Despite ongoing regulatory progress, the Governor of the Bank of England has taken a more conservative stance. The Bank's Governor, Andrew Bailey, has publicly stated multiple times that the widespread use of stablecoins could undermine public trust in the domestic currency and even pose systemic risks to the financial system.
Policy Development Speed: ★★
Compared to markets like the United States and the European Union, Canada's policies are more conservative, and the local stablecoin market is developing slowly.
In December 2022, the FTX collapse triggered global cryptocurrency market turbulence, leading the Canadian Securities Administrators (CSA) to tighten policies, bringing stablecoins under the regulation of "securities and/or derivatives."
Since 2023, the CSA has successively released two key documents, SN 21332 and SN 21333, outlining a regulatory framework for "fiat-pegged stablecoins." According to the relevant provisions, stablecoin issuers need to register as securities issuers, submit a prospectus, or sign a CSA-approved commitment letter.
Last month, the Canadian banking regulatory authority stated that it is ready to regulate stablecoins, and a regulatory framework is in the works.
Policy Development Speed: ★
According to the Central Bank of Brazil, over 90% of cryptocurrency transactions in the country involve stablecoins, mainly used for cross-border payments, but this trend has also raised compliance concerns.
The President of the Central Bank of Brazil, Gabriel Galipolo, stated that initially, the central bank believed the popularity of stablecoins was due to their providing the public with a convenient way to hold US dollars.
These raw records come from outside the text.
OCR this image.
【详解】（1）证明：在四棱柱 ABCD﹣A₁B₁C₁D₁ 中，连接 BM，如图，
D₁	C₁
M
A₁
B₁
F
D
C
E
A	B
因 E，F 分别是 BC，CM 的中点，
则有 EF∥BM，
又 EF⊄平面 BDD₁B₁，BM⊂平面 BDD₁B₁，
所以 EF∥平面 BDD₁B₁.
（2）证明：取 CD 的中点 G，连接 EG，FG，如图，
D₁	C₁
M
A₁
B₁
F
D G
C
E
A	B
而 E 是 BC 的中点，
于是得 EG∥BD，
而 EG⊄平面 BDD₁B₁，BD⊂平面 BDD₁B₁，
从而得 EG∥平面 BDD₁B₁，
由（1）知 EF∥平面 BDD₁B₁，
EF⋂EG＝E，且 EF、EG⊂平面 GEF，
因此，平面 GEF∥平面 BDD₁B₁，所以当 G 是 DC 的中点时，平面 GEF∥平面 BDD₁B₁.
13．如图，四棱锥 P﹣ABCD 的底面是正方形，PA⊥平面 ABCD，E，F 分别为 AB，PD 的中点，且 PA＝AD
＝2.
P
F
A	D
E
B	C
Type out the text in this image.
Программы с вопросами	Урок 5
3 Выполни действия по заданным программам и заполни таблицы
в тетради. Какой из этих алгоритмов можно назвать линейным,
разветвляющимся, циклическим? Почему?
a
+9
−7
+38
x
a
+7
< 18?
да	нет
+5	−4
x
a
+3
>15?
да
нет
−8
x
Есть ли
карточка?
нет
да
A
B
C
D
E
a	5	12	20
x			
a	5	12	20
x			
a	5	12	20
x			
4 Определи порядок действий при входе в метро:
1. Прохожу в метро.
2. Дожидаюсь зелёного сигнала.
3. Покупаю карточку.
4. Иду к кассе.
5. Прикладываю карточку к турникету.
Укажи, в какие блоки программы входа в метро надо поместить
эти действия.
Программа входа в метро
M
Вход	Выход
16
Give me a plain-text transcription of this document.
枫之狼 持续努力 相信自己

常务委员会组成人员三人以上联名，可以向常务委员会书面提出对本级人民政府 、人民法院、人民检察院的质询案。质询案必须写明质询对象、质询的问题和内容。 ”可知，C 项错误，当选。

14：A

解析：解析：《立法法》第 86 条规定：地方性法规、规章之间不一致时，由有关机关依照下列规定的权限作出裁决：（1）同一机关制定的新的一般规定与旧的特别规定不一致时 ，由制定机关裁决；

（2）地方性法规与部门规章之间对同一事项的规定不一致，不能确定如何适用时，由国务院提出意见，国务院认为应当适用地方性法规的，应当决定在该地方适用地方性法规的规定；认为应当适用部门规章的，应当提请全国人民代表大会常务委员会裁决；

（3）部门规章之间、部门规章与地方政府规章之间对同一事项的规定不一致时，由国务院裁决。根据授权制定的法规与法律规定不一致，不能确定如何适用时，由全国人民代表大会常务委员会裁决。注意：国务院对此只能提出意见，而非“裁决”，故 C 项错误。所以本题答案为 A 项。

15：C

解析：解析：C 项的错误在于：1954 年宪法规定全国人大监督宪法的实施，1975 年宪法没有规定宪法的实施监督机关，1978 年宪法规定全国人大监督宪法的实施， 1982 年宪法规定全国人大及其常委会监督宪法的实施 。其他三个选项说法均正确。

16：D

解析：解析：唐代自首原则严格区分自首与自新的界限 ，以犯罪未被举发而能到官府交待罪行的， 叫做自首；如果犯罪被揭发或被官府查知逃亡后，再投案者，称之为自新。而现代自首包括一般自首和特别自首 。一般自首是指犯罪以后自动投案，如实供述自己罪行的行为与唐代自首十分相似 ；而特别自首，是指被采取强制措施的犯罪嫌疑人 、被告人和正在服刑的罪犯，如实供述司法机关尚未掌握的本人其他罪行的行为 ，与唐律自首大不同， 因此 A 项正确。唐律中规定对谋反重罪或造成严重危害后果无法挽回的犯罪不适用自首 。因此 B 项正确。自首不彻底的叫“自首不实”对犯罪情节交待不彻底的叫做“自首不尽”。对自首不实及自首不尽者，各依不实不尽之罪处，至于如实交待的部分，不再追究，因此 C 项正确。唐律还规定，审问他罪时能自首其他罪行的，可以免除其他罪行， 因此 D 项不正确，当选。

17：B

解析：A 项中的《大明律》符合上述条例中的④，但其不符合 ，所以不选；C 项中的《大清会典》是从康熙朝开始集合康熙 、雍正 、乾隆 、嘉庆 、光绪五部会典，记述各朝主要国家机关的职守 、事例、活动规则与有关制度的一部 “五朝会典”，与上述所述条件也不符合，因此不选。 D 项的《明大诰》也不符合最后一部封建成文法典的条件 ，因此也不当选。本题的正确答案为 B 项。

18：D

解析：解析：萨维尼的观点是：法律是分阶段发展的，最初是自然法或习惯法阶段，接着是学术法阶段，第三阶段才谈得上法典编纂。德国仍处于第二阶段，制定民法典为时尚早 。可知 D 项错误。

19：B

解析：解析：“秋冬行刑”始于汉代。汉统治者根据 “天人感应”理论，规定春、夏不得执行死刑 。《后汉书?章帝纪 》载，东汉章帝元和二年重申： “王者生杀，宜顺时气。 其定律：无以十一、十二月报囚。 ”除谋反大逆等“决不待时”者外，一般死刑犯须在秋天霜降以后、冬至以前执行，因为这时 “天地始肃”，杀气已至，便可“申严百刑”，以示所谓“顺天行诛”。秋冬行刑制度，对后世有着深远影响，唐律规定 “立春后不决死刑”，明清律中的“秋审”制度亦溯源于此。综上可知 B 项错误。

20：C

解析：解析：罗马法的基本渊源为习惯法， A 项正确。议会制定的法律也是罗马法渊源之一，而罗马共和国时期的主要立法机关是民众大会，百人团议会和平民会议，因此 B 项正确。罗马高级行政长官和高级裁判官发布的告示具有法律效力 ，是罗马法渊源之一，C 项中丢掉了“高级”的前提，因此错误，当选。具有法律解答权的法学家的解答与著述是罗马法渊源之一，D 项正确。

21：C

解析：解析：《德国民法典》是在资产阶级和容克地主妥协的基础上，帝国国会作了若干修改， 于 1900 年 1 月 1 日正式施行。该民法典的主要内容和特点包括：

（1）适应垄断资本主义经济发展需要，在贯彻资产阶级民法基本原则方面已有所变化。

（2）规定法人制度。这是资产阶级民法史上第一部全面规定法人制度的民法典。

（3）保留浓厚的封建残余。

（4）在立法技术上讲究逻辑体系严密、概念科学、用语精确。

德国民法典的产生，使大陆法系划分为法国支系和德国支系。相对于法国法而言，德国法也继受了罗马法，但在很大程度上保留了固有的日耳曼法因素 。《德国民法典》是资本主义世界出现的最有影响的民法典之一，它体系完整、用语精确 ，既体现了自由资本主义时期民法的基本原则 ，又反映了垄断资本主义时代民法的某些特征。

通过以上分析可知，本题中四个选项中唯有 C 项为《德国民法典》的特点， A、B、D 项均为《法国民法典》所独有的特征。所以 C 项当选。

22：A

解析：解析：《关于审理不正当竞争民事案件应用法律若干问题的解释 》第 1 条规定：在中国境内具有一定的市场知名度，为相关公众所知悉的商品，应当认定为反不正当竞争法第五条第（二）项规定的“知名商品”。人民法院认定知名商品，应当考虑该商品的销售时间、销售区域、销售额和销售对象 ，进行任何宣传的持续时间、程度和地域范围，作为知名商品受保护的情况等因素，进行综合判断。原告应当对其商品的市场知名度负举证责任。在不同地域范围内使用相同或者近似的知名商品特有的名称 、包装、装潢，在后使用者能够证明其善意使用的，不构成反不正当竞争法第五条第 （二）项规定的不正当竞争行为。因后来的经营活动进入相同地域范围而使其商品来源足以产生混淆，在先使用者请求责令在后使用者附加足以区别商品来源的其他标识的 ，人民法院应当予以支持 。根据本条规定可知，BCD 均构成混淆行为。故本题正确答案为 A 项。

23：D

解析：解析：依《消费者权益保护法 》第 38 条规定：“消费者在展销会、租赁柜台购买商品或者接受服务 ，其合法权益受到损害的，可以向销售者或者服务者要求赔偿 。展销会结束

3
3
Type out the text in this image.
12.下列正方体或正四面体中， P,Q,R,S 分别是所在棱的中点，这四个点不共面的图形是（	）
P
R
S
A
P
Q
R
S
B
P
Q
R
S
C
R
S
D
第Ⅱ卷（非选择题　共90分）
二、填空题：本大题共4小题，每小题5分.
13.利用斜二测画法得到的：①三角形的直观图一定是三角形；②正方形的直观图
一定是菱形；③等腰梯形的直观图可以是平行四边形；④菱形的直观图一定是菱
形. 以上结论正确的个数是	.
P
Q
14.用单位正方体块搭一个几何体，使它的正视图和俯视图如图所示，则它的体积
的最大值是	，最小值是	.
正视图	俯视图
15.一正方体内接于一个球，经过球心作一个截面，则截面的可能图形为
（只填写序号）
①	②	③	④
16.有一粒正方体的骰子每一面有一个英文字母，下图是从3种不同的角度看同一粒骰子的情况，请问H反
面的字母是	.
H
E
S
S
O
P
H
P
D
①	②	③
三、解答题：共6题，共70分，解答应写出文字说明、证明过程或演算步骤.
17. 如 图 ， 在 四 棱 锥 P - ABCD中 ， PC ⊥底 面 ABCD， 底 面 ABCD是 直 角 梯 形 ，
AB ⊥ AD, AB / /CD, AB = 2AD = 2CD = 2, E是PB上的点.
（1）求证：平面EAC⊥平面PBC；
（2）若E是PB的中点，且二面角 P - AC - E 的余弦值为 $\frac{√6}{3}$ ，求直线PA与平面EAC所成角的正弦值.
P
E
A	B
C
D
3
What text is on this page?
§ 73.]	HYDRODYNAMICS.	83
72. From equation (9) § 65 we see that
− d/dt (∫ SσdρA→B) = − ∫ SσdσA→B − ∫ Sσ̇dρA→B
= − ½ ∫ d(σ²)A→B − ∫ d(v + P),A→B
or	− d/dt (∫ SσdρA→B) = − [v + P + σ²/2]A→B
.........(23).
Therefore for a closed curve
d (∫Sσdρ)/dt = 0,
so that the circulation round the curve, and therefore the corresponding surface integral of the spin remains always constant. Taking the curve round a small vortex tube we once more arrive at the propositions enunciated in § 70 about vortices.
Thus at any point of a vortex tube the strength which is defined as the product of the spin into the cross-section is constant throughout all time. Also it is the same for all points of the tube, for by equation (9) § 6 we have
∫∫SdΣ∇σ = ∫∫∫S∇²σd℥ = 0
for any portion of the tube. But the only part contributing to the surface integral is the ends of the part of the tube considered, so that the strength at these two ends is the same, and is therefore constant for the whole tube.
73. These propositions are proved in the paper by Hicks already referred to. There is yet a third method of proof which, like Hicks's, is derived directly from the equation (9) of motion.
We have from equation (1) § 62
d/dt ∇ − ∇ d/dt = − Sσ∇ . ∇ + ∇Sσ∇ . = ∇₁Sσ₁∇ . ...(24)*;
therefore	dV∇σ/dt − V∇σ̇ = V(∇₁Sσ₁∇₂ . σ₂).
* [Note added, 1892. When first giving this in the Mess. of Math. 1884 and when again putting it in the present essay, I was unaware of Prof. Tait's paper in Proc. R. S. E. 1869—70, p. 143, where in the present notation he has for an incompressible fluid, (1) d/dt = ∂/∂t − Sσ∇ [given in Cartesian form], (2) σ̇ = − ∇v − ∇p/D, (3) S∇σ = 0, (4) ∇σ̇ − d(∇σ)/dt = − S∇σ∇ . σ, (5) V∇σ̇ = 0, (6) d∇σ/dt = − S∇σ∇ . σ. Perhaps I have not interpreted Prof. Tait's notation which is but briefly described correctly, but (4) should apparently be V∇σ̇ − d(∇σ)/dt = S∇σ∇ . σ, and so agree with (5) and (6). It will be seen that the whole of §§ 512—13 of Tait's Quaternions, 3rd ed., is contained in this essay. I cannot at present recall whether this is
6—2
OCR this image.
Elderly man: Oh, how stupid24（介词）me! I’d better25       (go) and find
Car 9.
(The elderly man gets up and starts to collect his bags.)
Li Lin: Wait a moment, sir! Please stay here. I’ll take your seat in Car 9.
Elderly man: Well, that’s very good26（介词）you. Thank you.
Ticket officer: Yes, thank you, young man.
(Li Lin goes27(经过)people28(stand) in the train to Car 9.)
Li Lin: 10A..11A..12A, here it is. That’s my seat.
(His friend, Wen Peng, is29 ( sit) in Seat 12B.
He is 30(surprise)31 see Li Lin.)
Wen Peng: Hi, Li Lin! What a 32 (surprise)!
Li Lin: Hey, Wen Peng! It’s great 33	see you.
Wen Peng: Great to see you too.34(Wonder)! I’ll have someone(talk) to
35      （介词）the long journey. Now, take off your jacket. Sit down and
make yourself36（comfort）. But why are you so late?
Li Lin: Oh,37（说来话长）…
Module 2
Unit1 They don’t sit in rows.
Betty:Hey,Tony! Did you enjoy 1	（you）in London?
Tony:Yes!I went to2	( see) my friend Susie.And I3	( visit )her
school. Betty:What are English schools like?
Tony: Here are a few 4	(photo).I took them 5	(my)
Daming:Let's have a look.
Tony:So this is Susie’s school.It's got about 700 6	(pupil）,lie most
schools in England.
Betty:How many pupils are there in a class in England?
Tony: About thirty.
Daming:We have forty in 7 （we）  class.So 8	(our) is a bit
However, upon further investigation, it was found that a significant amount of stablecoin transactions are related to cross-border shopping and conducted in an opaque manner, potentially being used for tax evasion or money laundering activities.
As a result, in December 2024, the Central Bank of Brazil proposed a new rule aiming to include stablecoins in the foreign exchange regulatory system and prohibit transfers to wallets not controlled by Brazilian entities.
Overall, the regulatory direction in Brazil is already very clear: based on strong control, the priority is to suppress high-risk transaction scenarios.
Despite the tightening regulation, traditional banks are beginning to explore compliance paths. Brazil's largest bank, Itau Unibanco (with over 55 million customers), is planning to launch a stablecoin pegged to the real. Currently, Itau is studying the relevant experiences of other banks and waiting for the stablecoin regulatory framework in Brazil to be established.